Correlation vs. Causation

This is the most critical conceptual rule in Unit 2.

Observation: Even a very strong correlation ($r \approx 1$) does not imply that changes in $x$ cause changes in $y$.
Explanation: Association does not imply causation due to the potential presence of lurking variables (variables not included in the study that influence the relationship).

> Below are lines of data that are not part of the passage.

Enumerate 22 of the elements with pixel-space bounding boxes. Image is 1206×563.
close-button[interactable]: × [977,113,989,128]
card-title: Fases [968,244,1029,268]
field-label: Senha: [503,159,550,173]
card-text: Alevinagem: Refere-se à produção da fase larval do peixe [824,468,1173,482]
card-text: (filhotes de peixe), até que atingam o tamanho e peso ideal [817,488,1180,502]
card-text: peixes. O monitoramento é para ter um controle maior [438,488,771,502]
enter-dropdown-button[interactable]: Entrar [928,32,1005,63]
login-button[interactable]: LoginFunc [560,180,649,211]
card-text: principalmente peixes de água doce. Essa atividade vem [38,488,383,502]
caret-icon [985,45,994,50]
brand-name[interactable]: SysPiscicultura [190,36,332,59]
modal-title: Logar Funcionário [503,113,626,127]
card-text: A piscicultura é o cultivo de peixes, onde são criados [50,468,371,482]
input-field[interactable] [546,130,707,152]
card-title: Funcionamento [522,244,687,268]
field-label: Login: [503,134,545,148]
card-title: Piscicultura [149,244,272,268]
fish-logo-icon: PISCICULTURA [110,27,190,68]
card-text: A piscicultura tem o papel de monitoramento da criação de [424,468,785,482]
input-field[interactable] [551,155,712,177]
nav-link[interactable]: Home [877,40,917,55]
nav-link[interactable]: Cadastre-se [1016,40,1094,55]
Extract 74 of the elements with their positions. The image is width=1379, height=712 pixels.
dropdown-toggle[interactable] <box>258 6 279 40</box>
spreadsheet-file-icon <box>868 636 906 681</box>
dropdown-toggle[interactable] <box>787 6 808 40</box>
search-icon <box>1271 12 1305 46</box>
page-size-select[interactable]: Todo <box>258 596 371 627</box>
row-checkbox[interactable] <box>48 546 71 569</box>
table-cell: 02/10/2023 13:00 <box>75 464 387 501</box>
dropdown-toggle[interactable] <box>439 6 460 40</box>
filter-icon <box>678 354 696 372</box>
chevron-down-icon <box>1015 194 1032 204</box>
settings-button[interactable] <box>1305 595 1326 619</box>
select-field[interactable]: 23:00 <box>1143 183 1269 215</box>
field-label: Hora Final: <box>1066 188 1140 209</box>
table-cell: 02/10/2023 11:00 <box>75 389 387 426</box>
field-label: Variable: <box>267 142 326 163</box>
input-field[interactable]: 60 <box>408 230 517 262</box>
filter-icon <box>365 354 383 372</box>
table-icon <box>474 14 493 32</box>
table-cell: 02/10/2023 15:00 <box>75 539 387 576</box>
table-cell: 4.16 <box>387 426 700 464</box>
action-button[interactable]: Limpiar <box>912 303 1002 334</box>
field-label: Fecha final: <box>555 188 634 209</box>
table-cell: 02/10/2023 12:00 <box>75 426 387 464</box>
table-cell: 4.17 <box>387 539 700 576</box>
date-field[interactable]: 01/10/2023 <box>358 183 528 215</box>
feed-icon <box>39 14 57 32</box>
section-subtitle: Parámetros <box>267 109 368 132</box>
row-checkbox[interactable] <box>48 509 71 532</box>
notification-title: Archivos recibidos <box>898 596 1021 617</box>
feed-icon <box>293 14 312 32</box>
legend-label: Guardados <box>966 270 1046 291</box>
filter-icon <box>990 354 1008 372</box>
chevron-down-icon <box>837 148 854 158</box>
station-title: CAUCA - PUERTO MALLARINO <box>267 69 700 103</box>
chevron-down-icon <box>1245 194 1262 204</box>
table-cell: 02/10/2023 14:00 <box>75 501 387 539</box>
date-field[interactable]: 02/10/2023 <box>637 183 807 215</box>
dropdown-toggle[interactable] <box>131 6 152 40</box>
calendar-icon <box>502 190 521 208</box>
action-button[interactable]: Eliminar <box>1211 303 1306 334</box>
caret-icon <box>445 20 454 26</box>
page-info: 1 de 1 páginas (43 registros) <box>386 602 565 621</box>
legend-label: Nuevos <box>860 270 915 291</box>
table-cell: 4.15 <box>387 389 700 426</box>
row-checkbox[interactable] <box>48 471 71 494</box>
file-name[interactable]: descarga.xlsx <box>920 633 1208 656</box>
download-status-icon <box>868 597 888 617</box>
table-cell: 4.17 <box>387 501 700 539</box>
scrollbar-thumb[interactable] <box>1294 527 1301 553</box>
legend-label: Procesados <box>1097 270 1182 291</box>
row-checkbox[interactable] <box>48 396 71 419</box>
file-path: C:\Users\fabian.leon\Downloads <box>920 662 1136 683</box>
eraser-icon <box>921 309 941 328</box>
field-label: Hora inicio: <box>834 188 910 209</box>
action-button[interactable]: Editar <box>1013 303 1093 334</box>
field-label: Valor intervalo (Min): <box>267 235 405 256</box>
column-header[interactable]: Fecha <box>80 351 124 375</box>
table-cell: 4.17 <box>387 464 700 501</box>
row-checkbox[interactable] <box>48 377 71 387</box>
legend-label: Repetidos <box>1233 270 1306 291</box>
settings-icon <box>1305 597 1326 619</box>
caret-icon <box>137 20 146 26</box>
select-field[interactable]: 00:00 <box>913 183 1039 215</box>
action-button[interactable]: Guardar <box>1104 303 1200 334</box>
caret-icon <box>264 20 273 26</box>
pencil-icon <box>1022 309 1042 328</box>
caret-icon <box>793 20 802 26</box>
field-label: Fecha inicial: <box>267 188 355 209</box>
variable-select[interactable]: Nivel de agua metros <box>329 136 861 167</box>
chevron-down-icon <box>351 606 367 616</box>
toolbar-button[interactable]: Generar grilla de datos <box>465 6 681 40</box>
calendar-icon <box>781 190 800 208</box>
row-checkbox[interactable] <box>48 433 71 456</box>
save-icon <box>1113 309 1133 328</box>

Common Mistakes & Pitfalls

Assuming Linearity based on $r$:
- Mistake: "Since $r = 0.05$, there is no relationship."
- Correction: There is no linear relationship. The data could be a perfect parabola (curved).
Confusing "Correlation" with "Association":
- Mistake: Using the word "correlation" to describe categorical data or curved data.
- Correction: Use "correlation" strictly for linear, quantitative relationships. Use "association" for everything else.
Ignoring Context:
- Mistake: " The relationship is strong and positive."
- Correction: "The relationship between height and arm span is strong and positive."
Claiming Causation:
- Mistake: "Because $r=0.98$, studying more causes higher grades."
- Correction: "There is a strong association between studying and grades, but we cannot claim causation without a controlled experiment."
Forgetting Axes Labels:
- Describing a scatterplot or drawing one without units/labels is the fastest way to lose credit on an FRQ.